Sie hütete sich, Varian etwas davon zu sagen, denn er war sehr begabt darin,
sich auf schneidende Weise darüber lustig zu machen. Was mich nun einmal
immer an den Zirkus erinnert. An die Besucher, die mich anstarrten, mit dem
Finger auf mich zeigten … Eigentlich war ihr lieber Junge viel zu normal,
um ein solches Randexistenzleben zu führen. Aber da war dieser rastlose Funke
in ihm. Der ihn zweifellos auch damals zu mir gezogen hat, in den Zirkus …
dieser Funke war es, der ihn mich retten ließ. Und trotzdem … warum sucht er
sich nicht ein harmloseres Hobby – virtuelles Golfspiel zum Beispiel, oder das
Züchten schwarzweiß gestreifter Mäuse? Die gelten ja nicht als Haustiere, die
könnte ich halten, aber ich mag keine Nager.

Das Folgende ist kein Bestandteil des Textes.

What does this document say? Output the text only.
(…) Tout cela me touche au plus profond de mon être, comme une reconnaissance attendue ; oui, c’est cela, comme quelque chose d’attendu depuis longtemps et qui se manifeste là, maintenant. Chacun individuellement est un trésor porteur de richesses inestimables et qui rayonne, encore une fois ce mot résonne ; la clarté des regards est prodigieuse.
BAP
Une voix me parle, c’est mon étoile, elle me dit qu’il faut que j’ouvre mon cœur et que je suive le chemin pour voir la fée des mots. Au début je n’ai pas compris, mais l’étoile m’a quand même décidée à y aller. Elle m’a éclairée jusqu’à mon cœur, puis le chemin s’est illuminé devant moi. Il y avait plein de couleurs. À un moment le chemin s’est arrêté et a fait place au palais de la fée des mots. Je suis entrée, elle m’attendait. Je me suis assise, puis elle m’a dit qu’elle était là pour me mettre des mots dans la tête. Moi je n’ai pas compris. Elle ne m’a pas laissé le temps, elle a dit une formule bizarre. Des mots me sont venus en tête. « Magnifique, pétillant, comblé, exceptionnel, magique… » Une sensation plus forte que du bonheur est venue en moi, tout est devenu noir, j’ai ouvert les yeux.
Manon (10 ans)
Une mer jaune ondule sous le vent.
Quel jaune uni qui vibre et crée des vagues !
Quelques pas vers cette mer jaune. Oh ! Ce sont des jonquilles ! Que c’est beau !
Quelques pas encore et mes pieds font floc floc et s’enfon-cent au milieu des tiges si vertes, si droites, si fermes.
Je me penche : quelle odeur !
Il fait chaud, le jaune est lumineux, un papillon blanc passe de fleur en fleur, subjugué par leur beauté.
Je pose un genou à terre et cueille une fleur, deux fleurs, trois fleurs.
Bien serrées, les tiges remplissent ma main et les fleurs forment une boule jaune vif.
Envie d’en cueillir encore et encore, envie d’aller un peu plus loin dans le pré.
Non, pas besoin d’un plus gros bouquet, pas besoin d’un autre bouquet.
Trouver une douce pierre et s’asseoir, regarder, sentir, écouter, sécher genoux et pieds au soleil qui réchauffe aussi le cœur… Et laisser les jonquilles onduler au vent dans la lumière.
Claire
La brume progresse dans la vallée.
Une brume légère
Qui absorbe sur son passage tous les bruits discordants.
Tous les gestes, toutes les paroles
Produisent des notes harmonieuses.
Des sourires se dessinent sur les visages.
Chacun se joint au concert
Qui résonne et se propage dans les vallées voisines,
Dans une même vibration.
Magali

    „Ich lege gar keinen Wert darauf, meine schlechten
Seiten zu kennen“, hatte Varian einmal in einer seltenen, erlesenen Stimmung zu
ihr gesagt. „Es genügt mir vollkommen, dass du sie alle kennst. Mit Vor- und
Nachnamen, nicht wahr? Mein Unter-der-Garage-Schatz.“ Und er hatte sie geküsst
und hinzugefügt: „Vermutlich weißt du sogar ihre Adressen.“
    „Samt Hausnummern“, hatte Casimiria erwidert. Ja, sie
liebte Varian. Weder ihr Gewissen noch ihr logisches Denkvermögen hatten dabei
auch nur ein Mitspracherecht. Stumm zuckten beide mit den Achseln und hielten
sich raus.
    Meinetwegen könnten es auch gepunktete oder
karierte Mäuse sein.
    In Bruchteilen von Millisekunden waren all diese
Gedanken durch sie hindurchgerast, als sie auf den Empfangskristall in jenem
genialen Rechnerdiamanten drückte.

Abschnitt 7
     
    Es war, als würden tödliche Edelsteinsplitter in ihrem
Hirn feststecken.
    Cathy?, flüsterte B.C. in den Geheimzungen. Sie
hatte ihren beringten rechten Daumen nah an den Mund geführt; es sah aus, als
ob sie ihn küsste. Ein paar intuitive Berechnungen, den FEHLER betreffend,
hatten ihr vor wenigen Minuten eine unglaublich bittere Erkenntnis eingebracht,
und sie klammerte sich an die einzige kleine Chance, die noch Rettung verhieß.
    Sag mir eins und versuch – bitte – die Empathie im
Zaume zu halten? Ist dein Lover, dieser Varian, heute etwa zu einem Trip
aufgebrochen?
    Die Geheimzungen waren am ehesten mit Walgesängen zu
vergleichen, und dabei gab es ganz individuelle Ausdrucksmöglichkeiten. B.C.s
Stimme ließ Casimiria an einen alten, narbigen Wal denken, einen Einzelgänger.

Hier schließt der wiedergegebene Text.